I took these pictures on Veterans Day last year.
This is what it looks like to lose someone. Even more than 30 years after the end of the Vietnam War the pain remains. Thirty years from now will we be the ones still paying tribute at a memorial to the men and women fighting our battles today? I can only hope so.
What do they see in the reflection? The image of an father or older brother who was taken away too soon? How about a grandfather or uncle they never had the chance to know?
I generally don't like it when people say the reason our republic survives is only because of those who served in the military because, and this is coming from a vet, that's just not the case. The republic is here because of all of us. We've all contributed to the cause. The soldiers, sailors, airmen, Coast Guardsmen and Marines just made it safer for all of us as generations went about the business of building the country.
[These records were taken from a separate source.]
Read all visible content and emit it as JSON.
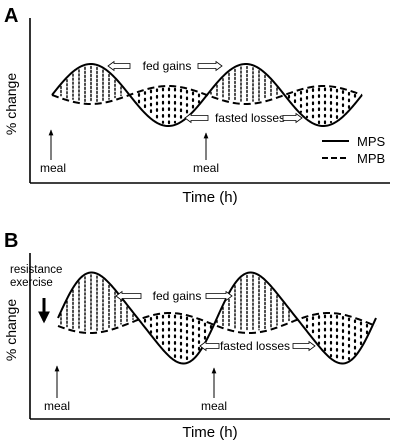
{
  "panels": [
    {
      "letter": "A",
      "ylabel": "% change",
      "xlabel": "Time (h)",
      "fed_label": "fed gains",
      "fasted_label": "fasted losses",
      "meal_labels": [
        "meal",
        "meal"
      ],
      "legend": [
        {
          "label": "MPS",
          "style": "solid"
        },
        {
          "label": "MPB",
          "style": "dashed"
        }
      ]
    },
    {
      "letter": "B",
      "ylabel": "% change",
      "xlabel": "Time (h)",
      "fed_label": "fed gains",
      "fasted_label": "fasted losses",
      "meal_labels": [
        "meal",
        "meal"
      ],
      "exercise_label": [
        "resistance",
        "exercise"
      ]
    }
  ]
}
I don't know why this quote came into my head as I was writing this, but for some reason it just seems right today. It's from the opening of "The Devil and Daniel Webster" which I read in my eighth grade lit class and, to this day, it remains one of my favorite stories.
"And they say that if you go to his grave and speak loud and clear, "Dan'l Webster-Dan'l Webster!" the ground'll begin to shiver and the trees begin to shake. And after a while you'll hear a deep voice saying, 'Neighbor, how stands the Union?' Then you better answer the Union stands as she stood, rock-bottomed and copper-sheathed, one and indivisible, or he's liable to rear right out of the ground. At least, that's what I was told when I was a youngster."
Happy Veterans Day on this, the 90th anniversary of the War to End All Wars.